2. School Finance & Courts
This visualization illustrates the introduction to an article by Bruce Baker and Kevin Welner published in Teachers College Record in 2011. Key events of school finance reform litigation history were placed on a timeline, and Baker and Welner’s analysis compliments the timeline in the form of commentary text bubbles.

3. A Year in the Library
This visualization was created in 2009 based on library visitation data compiled over the course of 2008. Instruments installed throughout the Gottesman Libraries track the number of visitors to various library locations and wirelessly transmit the data to a server. It is visualized through a series of charts and graphs.

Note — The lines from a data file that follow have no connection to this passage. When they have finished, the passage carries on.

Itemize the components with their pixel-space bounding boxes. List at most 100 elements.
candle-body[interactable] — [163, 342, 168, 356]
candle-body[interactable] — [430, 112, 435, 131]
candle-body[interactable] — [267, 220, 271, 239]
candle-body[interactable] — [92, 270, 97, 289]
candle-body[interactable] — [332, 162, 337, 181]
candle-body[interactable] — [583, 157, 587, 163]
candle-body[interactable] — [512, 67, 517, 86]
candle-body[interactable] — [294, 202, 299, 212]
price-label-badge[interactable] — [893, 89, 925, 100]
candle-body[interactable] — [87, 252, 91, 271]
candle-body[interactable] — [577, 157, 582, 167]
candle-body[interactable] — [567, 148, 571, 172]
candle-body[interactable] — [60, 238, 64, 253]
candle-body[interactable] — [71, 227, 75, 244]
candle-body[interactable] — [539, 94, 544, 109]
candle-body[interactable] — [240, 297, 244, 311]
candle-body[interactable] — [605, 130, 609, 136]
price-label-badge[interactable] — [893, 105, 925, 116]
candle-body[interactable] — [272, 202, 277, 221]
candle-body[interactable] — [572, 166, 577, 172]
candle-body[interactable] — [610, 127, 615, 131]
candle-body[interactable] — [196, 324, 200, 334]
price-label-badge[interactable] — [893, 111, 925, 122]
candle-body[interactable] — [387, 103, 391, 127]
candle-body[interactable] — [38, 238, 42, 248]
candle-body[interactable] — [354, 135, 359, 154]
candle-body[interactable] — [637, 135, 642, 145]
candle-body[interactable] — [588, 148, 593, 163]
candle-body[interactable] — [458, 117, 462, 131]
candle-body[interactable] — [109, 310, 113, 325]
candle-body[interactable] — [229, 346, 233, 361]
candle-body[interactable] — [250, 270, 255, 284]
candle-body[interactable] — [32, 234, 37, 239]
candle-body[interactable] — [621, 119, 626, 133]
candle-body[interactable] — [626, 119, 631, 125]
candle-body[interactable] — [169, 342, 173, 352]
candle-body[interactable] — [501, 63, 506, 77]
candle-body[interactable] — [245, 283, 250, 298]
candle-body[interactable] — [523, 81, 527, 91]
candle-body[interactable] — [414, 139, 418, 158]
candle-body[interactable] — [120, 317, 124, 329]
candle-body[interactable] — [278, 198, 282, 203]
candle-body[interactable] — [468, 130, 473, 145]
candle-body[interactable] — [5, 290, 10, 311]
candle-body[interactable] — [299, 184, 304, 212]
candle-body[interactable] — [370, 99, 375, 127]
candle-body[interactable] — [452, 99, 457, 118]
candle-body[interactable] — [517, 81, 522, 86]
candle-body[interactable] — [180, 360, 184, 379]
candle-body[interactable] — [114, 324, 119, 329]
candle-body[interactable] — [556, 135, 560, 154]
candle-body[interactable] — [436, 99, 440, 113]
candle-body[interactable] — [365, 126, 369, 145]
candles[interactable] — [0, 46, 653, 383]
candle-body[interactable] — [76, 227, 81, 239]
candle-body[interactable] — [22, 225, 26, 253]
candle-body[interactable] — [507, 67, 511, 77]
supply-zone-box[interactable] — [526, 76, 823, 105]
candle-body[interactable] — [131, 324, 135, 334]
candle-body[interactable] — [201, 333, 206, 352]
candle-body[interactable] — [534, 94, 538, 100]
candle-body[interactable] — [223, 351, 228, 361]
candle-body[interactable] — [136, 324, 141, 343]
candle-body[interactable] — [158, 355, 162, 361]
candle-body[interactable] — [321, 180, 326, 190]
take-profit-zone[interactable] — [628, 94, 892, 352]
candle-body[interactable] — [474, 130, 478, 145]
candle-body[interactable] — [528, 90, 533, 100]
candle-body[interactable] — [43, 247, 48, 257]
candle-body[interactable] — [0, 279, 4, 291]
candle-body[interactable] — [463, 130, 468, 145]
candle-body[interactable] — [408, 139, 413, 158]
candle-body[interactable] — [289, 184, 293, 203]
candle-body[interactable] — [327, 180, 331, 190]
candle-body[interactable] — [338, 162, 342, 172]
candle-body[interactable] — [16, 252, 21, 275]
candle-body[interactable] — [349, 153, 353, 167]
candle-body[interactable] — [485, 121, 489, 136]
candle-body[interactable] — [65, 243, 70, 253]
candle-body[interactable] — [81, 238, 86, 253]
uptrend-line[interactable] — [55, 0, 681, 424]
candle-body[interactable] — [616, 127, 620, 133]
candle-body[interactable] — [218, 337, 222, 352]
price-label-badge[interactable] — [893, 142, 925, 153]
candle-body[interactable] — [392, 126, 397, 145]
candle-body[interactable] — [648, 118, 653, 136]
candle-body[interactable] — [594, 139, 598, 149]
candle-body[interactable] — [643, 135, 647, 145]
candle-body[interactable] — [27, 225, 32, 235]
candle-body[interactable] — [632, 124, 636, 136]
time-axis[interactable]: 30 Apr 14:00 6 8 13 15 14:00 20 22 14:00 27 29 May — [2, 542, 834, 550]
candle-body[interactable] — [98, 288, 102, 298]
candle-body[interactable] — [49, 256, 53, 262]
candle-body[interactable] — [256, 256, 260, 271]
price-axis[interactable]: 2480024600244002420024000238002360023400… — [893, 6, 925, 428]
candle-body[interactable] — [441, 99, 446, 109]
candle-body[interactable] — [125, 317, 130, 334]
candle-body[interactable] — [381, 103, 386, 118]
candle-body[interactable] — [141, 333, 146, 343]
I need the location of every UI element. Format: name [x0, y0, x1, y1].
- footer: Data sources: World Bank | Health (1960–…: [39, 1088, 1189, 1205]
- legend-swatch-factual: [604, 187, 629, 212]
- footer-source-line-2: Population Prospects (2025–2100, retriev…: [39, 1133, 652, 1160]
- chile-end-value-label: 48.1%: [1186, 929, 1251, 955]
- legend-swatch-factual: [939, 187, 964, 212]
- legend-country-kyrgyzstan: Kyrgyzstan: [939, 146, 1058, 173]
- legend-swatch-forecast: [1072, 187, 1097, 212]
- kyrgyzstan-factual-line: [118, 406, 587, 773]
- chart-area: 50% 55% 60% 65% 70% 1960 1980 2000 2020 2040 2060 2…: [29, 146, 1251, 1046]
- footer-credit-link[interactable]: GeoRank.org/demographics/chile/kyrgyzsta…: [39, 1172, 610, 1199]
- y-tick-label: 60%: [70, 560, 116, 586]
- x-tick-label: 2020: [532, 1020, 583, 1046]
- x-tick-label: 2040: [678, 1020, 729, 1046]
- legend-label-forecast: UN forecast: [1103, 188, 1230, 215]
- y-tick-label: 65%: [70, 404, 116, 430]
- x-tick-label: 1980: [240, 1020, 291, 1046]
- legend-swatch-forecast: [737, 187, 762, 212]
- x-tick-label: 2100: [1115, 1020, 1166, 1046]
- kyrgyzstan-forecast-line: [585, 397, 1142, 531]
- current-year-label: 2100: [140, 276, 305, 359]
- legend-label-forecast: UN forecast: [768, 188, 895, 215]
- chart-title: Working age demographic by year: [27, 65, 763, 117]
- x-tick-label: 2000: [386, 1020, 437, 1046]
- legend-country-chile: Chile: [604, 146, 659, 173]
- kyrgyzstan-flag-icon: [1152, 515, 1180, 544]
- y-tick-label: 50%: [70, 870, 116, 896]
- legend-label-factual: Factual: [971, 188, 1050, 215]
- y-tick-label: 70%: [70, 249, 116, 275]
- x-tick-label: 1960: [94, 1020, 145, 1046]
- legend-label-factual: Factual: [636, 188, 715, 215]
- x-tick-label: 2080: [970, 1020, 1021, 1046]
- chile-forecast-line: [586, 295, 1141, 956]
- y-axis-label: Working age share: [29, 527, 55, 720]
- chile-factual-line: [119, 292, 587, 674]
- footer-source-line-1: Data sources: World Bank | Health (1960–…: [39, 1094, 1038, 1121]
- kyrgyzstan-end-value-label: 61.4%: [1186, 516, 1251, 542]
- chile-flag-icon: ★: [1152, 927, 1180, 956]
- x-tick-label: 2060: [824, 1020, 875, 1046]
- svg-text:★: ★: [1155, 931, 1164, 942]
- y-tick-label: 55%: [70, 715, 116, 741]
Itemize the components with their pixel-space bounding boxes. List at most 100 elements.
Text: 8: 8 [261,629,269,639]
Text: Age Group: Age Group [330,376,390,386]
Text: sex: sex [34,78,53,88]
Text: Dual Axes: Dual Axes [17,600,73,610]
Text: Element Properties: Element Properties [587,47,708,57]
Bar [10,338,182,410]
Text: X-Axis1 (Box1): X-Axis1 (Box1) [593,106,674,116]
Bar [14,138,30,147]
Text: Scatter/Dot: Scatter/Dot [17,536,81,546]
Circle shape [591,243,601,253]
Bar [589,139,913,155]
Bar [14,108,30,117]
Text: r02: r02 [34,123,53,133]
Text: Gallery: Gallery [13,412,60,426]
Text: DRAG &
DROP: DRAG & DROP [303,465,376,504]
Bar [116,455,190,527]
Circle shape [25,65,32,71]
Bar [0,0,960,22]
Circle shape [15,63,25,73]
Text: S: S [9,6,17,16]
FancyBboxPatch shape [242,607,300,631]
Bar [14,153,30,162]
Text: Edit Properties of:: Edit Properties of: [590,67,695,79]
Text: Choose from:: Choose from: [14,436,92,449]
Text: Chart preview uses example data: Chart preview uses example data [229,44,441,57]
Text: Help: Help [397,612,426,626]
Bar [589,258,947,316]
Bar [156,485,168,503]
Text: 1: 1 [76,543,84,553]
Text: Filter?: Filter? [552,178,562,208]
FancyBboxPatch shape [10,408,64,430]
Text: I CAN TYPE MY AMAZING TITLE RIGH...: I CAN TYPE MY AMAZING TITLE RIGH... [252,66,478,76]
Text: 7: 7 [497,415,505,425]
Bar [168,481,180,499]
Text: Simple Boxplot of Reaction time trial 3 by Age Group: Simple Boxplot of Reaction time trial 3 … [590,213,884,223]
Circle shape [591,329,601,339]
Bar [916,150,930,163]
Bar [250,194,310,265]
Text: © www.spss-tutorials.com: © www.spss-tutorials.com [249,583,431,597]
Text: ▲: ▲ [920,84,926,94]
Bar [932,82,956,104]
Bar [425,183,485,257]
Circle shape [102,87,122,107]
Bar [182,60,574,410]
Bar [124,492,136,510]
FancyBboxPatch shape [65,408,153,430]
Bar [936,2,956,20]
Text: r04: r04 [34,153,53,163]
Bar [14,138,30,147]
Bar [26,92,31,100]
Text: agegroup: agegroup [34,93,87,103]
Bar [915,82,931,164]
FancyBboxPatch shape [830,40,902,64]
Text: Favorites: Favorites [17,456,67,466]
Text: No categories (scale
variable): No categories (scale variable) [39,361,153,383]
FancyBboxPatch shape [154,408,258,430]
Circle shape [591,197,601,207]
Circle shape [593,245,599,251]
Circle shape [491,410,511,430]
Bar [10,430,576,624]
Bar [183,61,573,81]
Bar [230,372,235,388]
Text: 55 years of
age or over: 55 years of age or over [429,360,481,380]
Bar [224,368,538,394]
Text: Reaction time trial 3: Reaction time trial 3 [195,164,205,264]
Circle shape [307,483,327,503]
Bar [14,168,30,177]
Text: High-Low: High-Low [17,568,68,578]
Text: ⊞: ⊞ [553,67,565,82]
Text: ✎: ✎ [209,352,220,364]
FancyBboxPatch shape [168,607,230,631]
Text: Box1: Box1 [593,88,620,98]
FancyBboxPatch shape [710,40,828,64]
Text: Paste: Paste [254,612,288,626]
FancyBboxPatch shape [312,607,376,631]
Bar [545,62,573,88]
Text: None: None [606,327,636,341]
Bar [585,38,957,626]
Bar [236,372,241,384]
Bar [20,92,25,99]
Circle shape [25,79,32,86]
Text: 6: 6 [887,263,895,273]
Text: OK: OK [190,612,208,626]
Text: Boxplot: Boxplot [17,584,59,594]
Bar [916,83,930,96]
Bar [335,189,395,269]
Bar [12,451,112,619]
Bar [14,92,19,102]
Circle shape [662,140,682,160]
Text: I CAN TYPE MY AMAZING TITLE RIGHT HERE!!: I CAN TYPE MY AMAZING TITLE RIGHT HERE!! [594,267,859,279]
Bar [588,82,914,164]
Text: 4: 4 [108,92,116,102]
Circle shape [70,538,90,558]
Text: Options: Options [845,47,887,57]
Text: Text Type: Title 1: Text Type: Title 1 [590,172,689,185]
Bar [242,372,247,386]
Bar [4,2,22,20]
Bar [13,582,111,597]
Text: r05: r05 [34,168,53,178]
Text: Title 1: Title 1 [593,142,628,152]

4. Teachers College Record Special Edition: Education, Crisis, and the Human Condition: Arendt after 50 Years
This visualization was created in 2009 based on content published in a special edition of Teachers College Record, commemorating the 50th anniversary of Hannah Arendt’s The Human Condition (1958). It color-codes each author published in the TCR issue along with authors they reference in their own article. Each is placed on a world map depending on where they were when their piece was published.

5. Visualizing Pressible
This visualization was created by Jer Thorp, artist-in-residence at EdLab in the summer of 2010. Working with data from Pressible, a network of blog sites published by TC students, faculty, and staff, Thorp examined the growth of the Pressible ‘ecosystem’ over one year and created an animation showing that growth span. Each individual cluster represents a blog in the Pressible system, and colored dots are posts appearing in real time.